An investments value, V(t) is modelled by the function V(t)=2500(1.15)^2, where t is the number of years after funds are invested
A) find the instantaneous rate of change in the value of the investment at t=4, what intervals would you choose? Why?
My question is ... Which intervals should I use? And is there a way I could do it using the limit x->h (f(a+h)-f(a))/a method?
instaneous rate= dV/dt
= limx->h (f(a+h)-f(a))/a
Intervals have to be t greater than zero. Why? what does negative times mean?
Now the issue I have is the V(t) function itself: IT IS NOT A FUNCTION OF t, nowhere does t appear in the function. You either typed it incorrectly, or your teacher is having a serious senior moment.
To find the instantaneous rate of change in the value of the investment at t=4 using the limit definition of derivative, you can use the formula:
f'(a) = lim(h->0)[(f(a+h) - f(a))/h]
In this case, a represents the value of t at which you want to find the instantaneous rate of change (t=4).
Let's calculate it step-by-step:
1. Substitute the given function V(t) into the formula:
V'(4) = lim(h->0)[(V(4+h) - V(4))/h]
2. Substitute the given values into the equation:
V'(4) = lim(h->0)[(2500(1.15)^(4+h) - 2500(1.15)^4)/h]
3. Simplify the expression:
V'(4) = lim(h->0)[2500(1.15)^(4+h) - 2500(1.15)^4]/h
4. Apply the limit definition of derivative by evaluating the limit as h approaches 0:
V'(4) = lim(h->0)[2500(1.15)^(4+h) - 2500(1.15)^4]/h
Now, to evaluate this limit, you can use numerical methods or a calculator capable of handling limits, such as a graphing calculator or an online limit calculator. By inputting the expression into one of these tools, you can find the instantaneous rate of change in the value of the investment at t=4.
Regarding the intervals, it's not specified in the question which intervals you need to use. However, if you want to find the instantaneous rate of change at specific values of t (such as t=4), it's recommended to use infinitesimally small intervals around the desired point.
To find the instantaneous rate of change in the value of the investment at t = 4, you need to calculate the derivative of the function V(t) with respect to t. In this case, the function is given as V(t) = 2500(1.15)^2.
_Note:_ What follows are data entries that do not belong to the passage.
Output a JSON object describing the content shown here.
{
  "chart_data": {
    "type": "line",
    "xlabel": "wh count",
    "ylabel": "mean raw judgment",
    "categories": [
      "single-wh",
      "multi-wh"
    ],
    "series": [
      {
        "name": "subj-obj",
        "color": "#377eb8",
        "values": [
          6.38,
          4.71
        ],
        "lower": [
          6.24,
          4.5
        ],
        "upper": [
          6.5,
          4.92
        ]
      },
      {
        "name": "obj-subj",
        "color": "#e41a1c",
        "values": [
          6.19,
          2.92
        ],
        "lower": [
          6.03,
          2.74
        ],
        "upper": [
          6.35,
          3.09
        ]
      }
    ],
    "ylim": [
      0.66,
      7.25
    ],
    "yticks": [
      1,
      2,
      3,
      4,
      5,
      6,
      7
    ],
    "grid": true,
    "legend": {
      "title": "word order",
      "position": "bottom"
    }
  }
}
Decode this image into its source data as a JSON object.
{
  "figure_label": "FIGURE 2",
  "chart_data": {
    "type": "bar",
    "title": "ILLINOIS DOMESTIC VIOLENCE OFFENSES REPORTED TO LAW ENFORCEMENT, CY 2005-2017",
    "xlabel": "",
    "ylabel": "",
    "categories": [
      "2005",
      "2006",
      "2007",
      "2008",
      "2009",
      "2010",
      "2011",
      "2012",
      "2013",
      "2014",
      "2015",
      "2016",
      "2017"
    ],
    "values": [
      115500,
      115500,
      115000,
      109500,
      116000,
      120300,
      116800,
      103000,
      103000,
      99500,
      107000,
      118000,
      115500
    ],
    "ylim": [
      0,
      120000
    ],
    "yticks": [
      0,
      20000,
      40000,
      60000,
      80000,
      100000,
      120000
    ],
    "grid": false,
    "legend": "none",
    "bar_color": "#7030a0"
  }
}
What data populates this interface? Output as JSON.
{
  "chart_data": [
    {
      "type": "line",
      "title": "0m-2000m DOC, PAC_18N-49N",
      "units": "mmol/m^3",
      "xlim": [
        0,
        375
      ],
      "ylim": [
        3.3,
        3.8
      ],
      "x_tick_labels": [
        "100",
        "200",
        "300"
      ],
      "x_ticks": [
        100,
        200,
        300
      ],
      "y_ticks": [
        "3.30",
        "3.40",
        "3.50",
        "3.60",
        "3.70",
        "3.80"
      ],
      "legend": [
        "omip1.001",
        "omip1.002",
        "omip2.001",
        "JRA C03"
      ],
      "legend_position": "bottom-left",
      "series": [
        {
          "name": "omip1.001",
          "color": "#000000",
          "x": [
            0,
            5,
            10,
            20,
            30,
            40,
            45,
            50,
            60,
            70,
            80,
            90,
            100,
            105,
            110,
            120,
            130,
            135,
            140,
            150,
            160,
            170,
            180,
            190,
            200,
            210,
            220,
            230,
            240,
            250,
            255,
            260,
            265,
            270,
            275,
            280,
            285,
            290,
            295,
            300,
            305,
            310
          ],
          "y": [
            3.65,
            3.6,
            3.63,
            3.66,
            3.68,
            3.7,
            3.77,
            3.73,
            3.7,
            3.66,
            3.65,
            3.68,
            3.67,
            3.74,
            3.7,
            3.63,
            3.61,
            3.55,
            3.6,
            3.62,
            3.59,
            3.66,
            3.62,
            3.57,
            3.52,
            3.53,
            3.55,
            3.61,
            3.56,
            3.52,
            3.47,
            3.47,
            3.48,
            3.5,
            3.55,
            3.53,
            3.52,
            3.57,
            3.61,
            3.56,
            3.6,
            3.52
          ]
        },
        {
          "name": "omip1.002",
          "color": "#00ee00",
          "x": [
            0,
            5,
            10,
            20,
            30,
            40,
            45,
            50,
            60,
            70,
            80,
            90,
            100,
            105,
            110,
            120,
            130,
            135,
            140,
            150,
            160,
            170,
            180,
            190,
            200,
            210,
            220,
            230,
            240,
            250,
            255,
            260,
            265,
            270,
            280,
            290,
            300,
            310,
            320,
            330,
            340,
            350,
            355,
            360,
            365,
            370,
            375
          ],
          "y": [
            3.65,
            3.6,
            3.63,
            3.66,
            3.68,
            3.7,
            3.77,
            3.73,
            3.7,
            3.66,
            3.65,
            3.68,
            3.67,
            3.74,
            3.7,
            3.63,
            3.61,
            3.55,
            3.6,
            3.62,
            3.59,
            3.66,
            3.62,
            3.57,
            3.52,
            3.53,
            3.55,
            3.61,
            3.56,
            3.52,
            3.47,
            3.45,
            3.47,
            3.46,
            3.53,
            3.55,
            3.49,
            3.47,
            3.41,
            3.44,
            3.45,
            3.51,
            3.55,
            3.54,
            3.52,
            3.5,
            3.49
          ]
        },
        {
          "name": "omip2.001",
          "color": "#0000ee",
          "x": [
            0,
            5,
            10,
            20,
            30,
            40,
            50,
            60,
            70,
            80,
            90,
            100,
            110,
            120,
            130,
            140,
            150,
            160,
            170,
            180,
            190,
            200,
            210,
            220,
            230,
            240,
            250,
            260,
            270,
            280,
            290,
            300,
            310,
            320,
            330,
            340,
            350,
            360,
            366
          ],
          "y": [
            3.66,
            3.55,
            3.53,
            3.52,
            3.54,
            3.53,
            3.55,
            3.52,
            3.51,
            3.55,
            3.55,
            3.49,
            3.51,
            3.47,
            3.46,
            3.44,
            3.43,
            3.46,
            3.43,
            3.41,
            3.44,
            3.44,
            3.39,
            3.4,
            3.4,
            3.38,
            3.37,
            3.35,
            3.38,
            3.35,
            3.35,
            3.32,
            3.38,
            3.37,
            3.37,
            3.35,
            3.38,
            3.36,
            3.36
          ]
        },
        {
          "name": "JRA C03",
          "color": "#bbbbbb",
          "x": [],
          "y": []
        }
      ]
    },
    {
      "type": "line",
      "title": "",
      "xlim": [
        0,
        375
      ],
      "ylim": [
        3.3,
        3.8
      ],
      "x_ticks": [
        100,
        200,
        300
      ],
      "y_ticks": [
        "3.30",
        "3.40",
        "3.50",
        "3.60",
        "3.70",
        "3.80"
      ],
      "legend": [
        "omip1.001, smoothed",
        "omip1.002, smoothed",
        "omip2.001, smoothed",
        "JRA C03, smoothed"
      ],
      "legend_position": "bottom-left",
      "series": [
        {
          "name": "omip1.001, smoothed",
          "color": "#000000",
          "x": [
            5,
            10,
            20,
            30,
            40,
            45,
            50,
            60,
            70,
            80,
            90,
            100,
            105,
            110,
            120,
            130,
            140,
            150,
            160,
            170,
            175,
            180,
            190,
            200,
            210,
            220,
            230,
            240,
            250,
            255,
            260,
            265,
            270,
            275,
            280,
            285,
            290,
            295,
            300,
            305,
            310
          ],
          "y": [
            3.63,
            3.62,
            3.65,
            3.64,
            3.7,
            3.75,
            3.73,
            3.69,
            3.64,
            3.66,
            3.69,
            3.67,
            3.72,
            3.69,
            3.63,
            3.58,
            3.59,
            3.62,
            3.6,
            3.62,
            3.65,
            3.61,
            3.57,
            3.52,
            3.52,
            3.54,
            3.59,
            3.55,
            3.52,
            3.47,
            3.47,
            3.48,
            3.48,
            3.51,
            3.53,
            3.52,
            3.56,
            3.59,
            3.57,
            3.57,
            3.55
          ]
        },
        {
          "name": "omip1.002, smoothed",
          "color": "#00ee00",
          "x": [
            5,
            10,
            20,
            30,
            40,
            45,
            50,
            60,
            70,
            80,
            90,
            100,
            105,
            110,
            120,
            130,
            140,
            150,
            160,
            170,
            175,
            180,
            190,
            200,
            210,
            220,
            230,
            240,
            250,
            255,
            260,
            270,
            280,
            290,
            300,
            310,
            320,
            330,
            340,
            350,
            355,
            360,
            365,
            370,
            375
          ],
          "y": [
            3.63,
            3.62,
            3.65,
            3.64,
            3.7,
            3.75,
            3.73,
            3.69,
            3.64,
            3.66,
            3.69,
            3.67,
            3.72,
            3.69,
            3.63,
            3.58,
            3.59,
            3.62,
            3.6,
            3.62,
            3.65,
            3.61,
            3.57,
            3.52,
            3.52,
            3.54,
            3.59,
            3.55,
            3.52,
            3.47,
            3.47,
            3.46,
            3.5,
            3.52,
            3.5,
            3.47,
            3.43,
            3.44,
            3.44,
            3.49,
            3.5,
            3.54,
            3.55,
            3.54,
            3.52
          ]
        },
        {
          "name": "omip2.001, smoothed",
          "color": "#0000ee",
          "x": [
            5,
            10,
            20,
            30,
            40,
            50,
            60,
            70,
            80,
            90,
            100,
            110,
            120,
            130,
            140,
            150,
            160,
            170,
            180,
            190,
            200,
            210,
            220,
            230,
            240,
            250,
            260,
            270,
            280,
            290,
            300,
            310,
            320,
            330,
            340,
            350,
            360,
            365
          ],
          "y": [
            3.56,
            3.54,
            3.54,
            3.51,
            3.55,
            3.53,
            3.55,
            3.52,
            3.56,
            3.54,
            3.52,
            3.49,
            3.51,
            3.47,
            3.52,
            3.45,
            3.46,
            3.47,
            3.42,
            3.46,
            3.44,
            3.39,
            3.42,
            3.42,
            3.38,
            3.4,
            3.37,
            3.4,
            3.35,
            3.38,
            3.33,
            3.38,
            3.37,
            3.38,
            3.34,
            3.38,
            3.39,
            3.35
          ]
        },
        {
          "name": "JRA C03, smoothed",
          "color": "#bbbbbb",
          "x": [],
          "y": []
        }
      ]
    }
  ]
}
Using the power rule for differentiation, if f(t) = a * b^t, then f'(t) = a * ln(b) * b^t. Applying this to the given function, we have:
V'(t) = 2500 * ln(1.15) * (1.15)^t
Now, to find the instantaneous rate of change at t = 4, you can substitute t = 4 into the derivative function.
V'(4) = 2500 * ln(1.15) * (1.15)^4
Computing this value will give you the instantaneous rate of change in the value of the investment at t = 4.
Regarding the method of using the limit definition of the derivative, which involves evaluating the expression (f(a + h) - f(a))/h as h approaches zero, you could apply it as follows:
Start with the expression:
[f(a + h) - f(a)]/h
In this case, a = 4 and f(t) = 2500(1.15)^2. Substituting these values, we have:
[f(4 + h) - f(4)]/h = [2500(1.15)^(4 + h) - 2500(1.15)^2]/h
Finally, as h approaches zero, evaluate the expression to find the instantaneous rate of change in the value of the investment at t = 4.
However, using the power rule to differentiate the expression V(t) = 2500(1.15)^2 is a simpler and more efficient method in this case.